New research from Gartner reveals that three quarters (76 percent) of HR leaders believe that hybrid work challenges is challenging connection and culture in the workplace.

Despite 40 percent of leaders increasing their culture budgets since the pandemic hit, the survey reveals that 24 percent of hybrid and remote knowledge workers are feeling connected to the organisation.

“Hybrid and remote work hasn’t necessarily changed our culture, it’s changed the way we experience culture,” said Alexia Cambon, director in the Gartner HR practice.

“While employers used to be able to frame their cultural values and hang them on the walls for employees to see, this no longer works today when hybrid and remote knowledge workers spend 65 percent less time in offices than before the pandemic.”

Culture overwhelmingly is still considered important by employees with 76 percent saying it is either ‘very’ or ‘extremely’ important to their success at work. But the way that employees experience and shape workplace culture has definitively changed.

While pre-pandemic, workplace culture was defined by an office environment, where interactions existed both directly and indirectly, the research suggests that employees are struggling with a lack of connectedness.

“Historically, senior leaders have intentionally invested in driving culture alignment, but have primarily relied on culture connectedness to occur through ‘osmosis:’ relying on time in offices, in-person and at a macroscale to make employees feel connected to culture,” said Cambon.

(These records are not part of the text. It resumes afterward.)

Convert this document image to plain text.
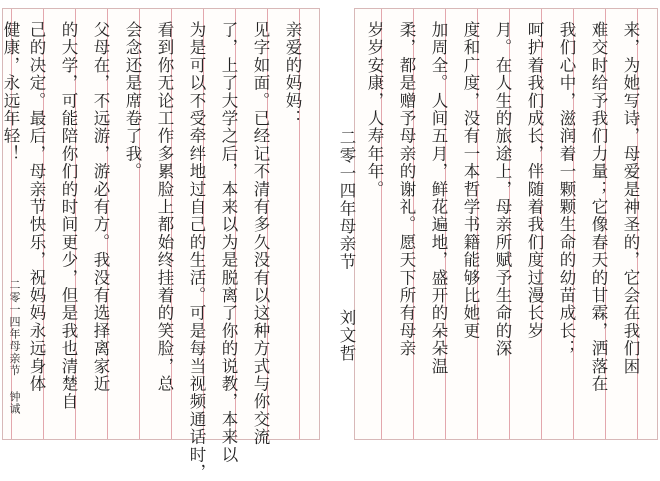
亲爱的妈妈：
见字如面。已经记不清有多久没有以这种方式与你交流
了，上了大学之后，本来以为是脱离了你的说教，本来以
为是可以不受牵绊地过自己的生活。可是每当视频通话时，
看到你无论工作多累脸上都始终挂着的笑脸，总
会念还是席卷了我。
父母在，不远游，游必有方。我没有选择离家近
的大学，可能陪你们的时间更少，但是我也清楚自
己的决定。最后，母亲节快乐，祝妈妈永远身体
健康，永远年轻！
二零一四年母亲节 钟诚	来，为她写诗，母爱是神圣的，它会在我们困
难交时给予我们力量；它像春天的甘霖，洒落在
我们心中，滋润着一颗颗生命的幼苗成长；
呵护着我们成长，伴随着我们度过漫长岁
月。在人生的旅途上，母亲所赋予生命的深
度和广度，没有一本哲学书籍能够比她更
加周全。人间五月，鲜花遍地，盛开的朵朵温
柔，都是赠予母亲的谢礼。愿天下所有母亲
岁岁安康，人寿年年。
二零一四年母亲节
刘文哲
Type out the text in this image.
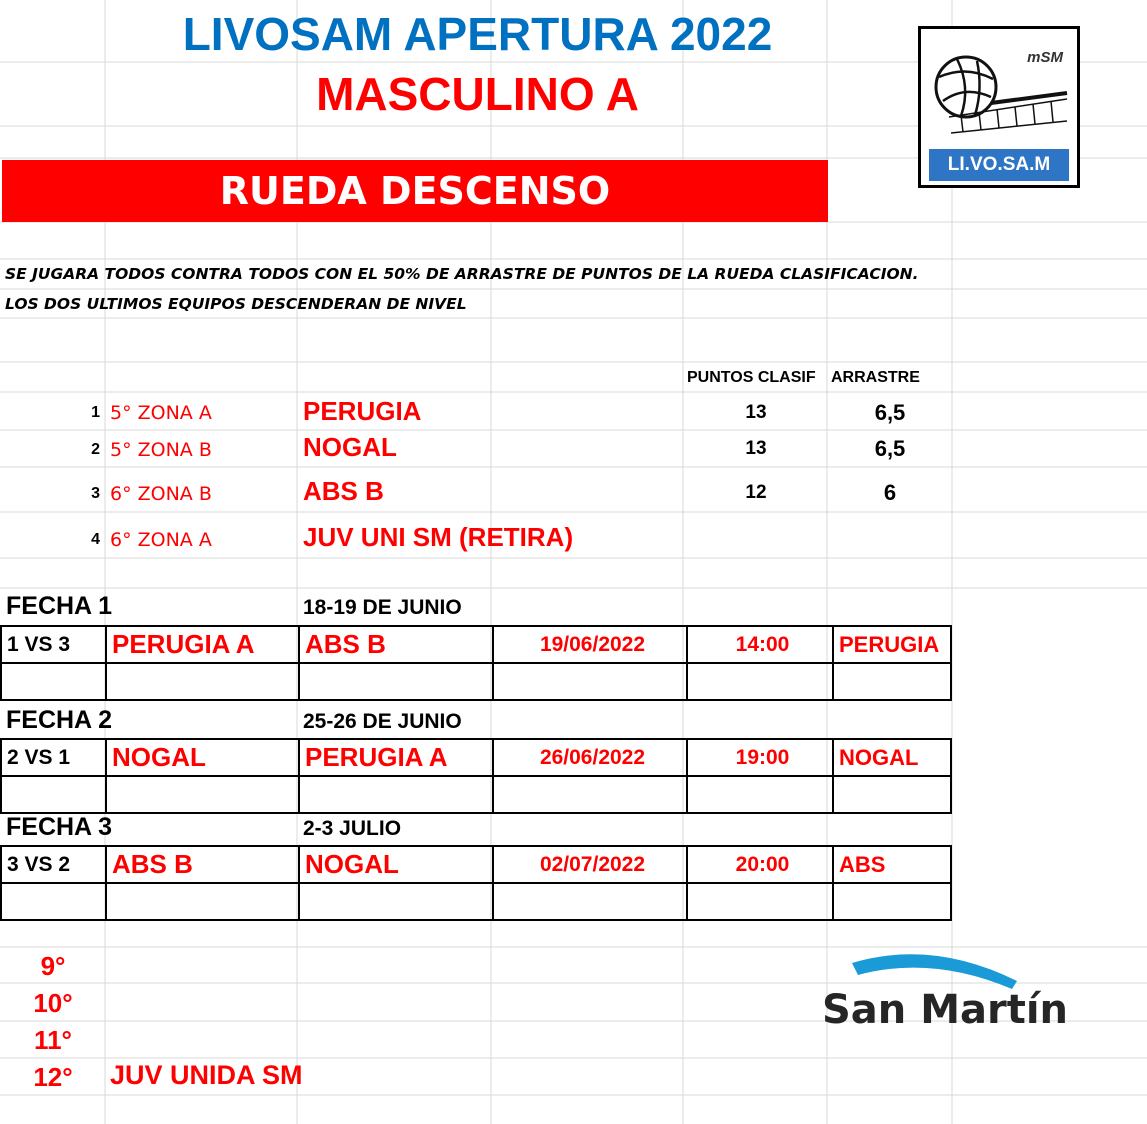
LIVOSAM APERTURA 2022
MASCULINO A
mSM
LI.VO.SA.M
RUEDA DESCENSO
SE JUGARA TODOS CONTRA TODOS CON EL 50% DE ARRASTRE DE PUNTOS DE LA RUEDA CLASIFICACION.
LOS DOS ULTIMOS EQUIPOS DESCENDERAN DE NIVEL
PUNTOS CLASIF ARRASTRE
1 5° ZONA A	PERUGIA	13	6,5
2 5° ZONA B	NOGAL	13	6,5
3 6° ZONA B	ABS B	12	6
4 6° ZONA A	JUV UNI SM (RETIRA)
FECHA 1	18-19 DE JUNIO
1 VS 3	PERUGIA A	ABS B	19/06/2022	14:00	PERUGIA

FECHA 2	25-26 DE JUNIO
2 VS 1	NOGAL	PERUGIA A	26/06/2022	19:00	NOGAL

FECHA 3	2-3 JULIO
3 VS 2	ABS B	NOGAL	02/07/2022	20:00	ABS

9°
10°
11°
12°	JUV UNIDA SM
San Martín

“Employees at all levels, and across demographics, are suffering from a connectedness crisis, which suggests this problem isn’t just related to hybrid and remote work, but to organizations’ lack of intentionality in driving connectedness historically.”

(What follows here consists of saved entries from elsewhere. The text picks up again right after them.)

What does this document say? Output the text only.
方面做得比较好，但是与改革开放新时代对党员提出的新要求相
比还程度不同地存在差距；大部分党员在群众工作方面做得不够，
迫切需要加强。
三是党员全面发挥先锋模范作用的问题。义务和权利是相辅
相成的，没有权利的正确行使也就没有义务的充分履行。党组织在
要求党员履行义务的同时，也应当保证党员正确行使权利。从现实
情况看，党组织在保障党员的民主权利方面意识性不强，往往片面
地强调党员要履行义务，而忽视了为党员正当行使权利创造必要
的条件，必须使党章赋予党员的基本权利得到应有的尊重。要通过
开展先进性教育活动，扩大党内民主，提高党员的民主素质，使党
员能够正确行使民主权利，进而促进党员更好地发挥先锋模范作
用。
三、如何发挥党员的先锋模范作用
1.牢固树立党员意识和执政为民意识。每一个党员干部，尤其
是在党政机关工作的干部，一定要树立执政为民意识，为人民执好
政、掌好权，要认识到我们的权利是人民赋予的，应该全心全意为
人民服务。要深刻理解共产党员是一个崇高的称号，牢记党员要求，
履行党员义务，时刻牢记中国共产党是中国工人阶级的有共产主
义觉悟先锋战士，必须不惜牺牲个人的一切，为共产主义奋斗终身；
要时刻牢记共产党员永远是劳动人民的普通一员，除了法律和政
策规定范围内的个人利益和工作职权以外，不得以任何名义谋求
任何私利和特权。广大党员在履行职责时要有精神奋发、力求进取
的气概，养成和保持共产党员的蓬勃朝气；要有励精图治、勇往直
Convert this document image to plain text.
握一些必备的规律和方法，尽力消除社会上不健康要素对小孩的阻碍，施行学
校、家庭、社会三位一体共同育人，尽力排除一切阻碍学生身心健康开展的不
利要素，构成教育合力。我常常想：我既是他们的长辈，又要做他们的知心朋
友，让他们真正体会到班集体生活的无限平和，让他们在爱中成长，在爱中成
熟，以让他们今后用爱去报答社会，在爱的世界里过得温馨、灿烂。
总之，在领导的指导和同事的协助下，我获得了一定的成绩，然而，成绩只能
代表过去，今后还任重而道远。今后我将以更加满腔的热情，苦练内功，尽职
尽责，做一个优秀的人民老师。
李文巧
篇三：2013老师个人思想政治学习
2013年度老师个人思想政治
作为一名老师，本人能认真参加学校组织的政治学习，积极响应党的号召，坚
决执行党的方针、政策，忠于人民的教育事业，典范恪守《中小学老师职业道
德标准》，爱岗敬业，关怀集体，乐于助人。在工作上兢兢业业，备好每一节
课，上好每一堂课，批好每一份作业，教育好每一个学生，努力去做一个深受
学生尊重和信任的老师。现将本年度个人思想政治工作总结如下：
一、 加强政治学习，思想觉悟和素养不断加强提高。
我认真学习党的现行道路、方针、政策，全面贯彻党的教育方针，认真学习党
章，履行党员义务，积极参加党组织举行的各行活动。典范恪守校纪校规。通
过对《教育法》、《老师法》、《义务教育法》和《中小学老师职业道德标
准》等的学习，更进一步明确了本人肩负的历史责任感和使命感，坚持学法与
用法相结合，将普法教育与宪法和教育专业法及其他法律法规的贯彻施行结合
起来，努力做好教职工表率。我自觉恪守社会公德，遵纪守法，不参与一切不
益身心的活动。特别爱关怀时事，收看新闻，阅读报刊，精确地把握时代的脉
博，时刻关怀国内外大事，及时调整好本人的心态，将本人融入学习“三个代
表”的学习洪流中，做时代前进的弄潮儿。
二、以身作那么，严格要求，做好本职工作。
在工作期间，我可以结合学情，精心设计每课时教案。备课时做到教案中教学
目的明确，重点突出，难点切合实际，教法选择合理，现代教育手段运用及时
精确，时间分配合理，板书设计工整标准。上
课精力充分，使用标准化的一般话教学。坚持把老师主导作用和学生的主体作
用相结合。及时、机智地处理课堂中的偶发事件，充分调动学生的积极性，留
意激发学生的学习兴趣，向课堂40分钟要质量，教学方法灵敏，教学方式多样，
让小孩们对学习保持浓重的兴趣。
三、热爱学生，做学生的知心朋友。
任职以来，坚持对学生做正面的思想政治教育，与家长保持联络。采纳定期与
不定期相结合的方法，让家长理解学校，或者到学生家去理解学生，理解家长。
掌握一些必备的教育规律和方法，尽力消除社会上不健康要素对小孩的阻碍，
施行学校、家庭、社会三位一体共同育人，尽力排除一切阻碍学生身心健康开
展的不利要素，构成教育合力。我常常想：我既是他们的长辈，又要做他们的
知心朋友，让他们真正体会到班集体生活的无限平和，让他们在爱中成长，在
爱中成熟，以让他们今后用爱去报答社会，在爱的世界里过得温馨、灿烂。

In order to respond to this crisis, Gartner suggests that to drive cultural connectedness, employees must be empowered to connect through the work itself rather than the office building.

Emotional proximity is now the priority, as rather than physical proximity, and the connectedness that employees do feel will likely be driven by the smaller, more immediate relationships.
According to Gartner, “The organisations that succeed at connecting employees to their culture can increase employee performance by up to 37 percent and retention by up to 36 percent.